While meeting with one such practitioner on this particular sunny day we discussed his future plans and what plan of action he would take to sell his practice. The appraisal of his practice was much lower compared to a similar practice in a major suburb or city—simply due to lack of demand from today’s buyers. So, he wondered why he should even consider selling his practice, and what were his alternatives?
I’ve studied the situation relating to medical doctors over the past decade and, as we all know, there’s a very serious shortage of MDs in most rural and remote regions of Canada—especially in the far north. The same trend is now developing in the dental market and brokers are finding that a shortage of dentists, primarily in the
northern regions, will become a serious issue in the near future.
During the appraisal process, my client asked me three questions:
1. What is the profile of the typical Canadian dental graduate?
2. Will they consider leaving the greater metropolitan areas?
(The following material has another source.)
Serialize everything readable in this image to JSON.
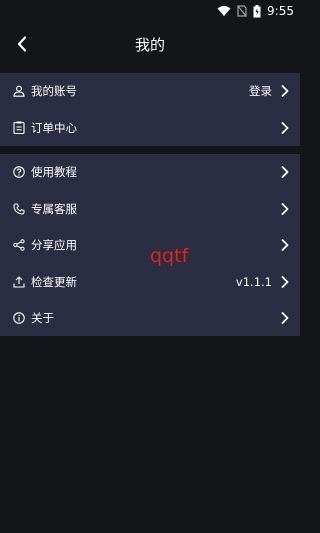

3. Will I (a late-career dentist) be able to transition my thriving practice to a successor?
1. Today’s dental graduates are about 60% female and, if gender is not considered, about 40 to 60% are from 1st- 2nd- or even 3rd-generation families that are not common in northern regions;
2. Most admit they have no intentions of leaving the “big city”;
3. His chances of selling his practice are 50% or less.
My client then asked me to propose some options. My (very candid) suggestions:
1. Authorize me (as his broker) to advertise and seek out a buyer for his practice at the appraised value or less, then retire. We agreed this may take up to 3 years to accomplish;
2. Work another 2 – 4 years on a gradually reduced schedule and then shut the clinic down. The issue of patient abandonment is raised here and the various dental regulators provide guidelines that you must be aware of;
3. Attempt to identify an Associate (known as the Associate-to-Own program) who will learn to appreciate the lifestyle in this area with the plan that they may purchase the practice.
Each of these options has benefits, yet there are also risks associated with each:
1. Selling was the practice owner’s first choice because the patients will be cared for and the staff would continue to have a job. Concurrently, the dentist would immediately cease to earn an income. He may be able to retain a part-time position with the new owner to assist in the transition but within 3 to 6 months the new owner would be fully integrated into the office and likely no longer require his services. Essentially his income is drastically reduced and then stops. If the practice is sold for the asking price (roughly $250,000) the proceeds would be quickly diminished by sales commission (10%) and other costs of disposition. The resulting profit from the sale would be about $150,000. At a 3% savings rate (and after deducting income tax on the investment proceeds) he would earn about $350 per month. This is compared to his current income of about $15,000 per month. He only works 44 weeks per year, 26 to 30 hours per week.
2. Another option is to slowly cut back on hours, reduce staff hours (and their wages) and close the door after 2 – 4 years. This would result in continued income over the period, yet pride may prevent the owner from doing this to the community, staff and patients. It may be a more economically sound decision, yet it’s not the “honourable” thing to do, and patient abandonment is a serious issue.
3. Hiring an Associate is a great idea, yet they are hard to find and they would expect a significant discount to the purchase price due to their “contribution” to the practice during their tenure. Price is usually reduced when the Associate has more or less kept the practice going as the owner cuts back.
The options are not that attractive, and the ultimate decision is a difficult one to make.
My suggestion for those who own and operate such practices is to think many years ahead and plan accordingly. It can take up to 5 years for the transition of this type of practice to a new practitioner. This is due to a lack of understanding of the many benefits offered by a career in remote towns. I’m amazed that more young dentists don’t see this as an option, with lower-than average overheads, high regard or standing in the community, busyness beyond their dreams, and time for family and hobbies in an unmatched environment. Additionally, building a financial base is much faster than is possible in areas with higher densities of dentists (competition!).
Anyone discouraged by life in the big city should seriously consider the opportunities of a remote practice. And owners practising today should begin their exit-strategy planning years ahead. Between the two, there’s a mutually beneficial resolution here for both new and retiring dentists.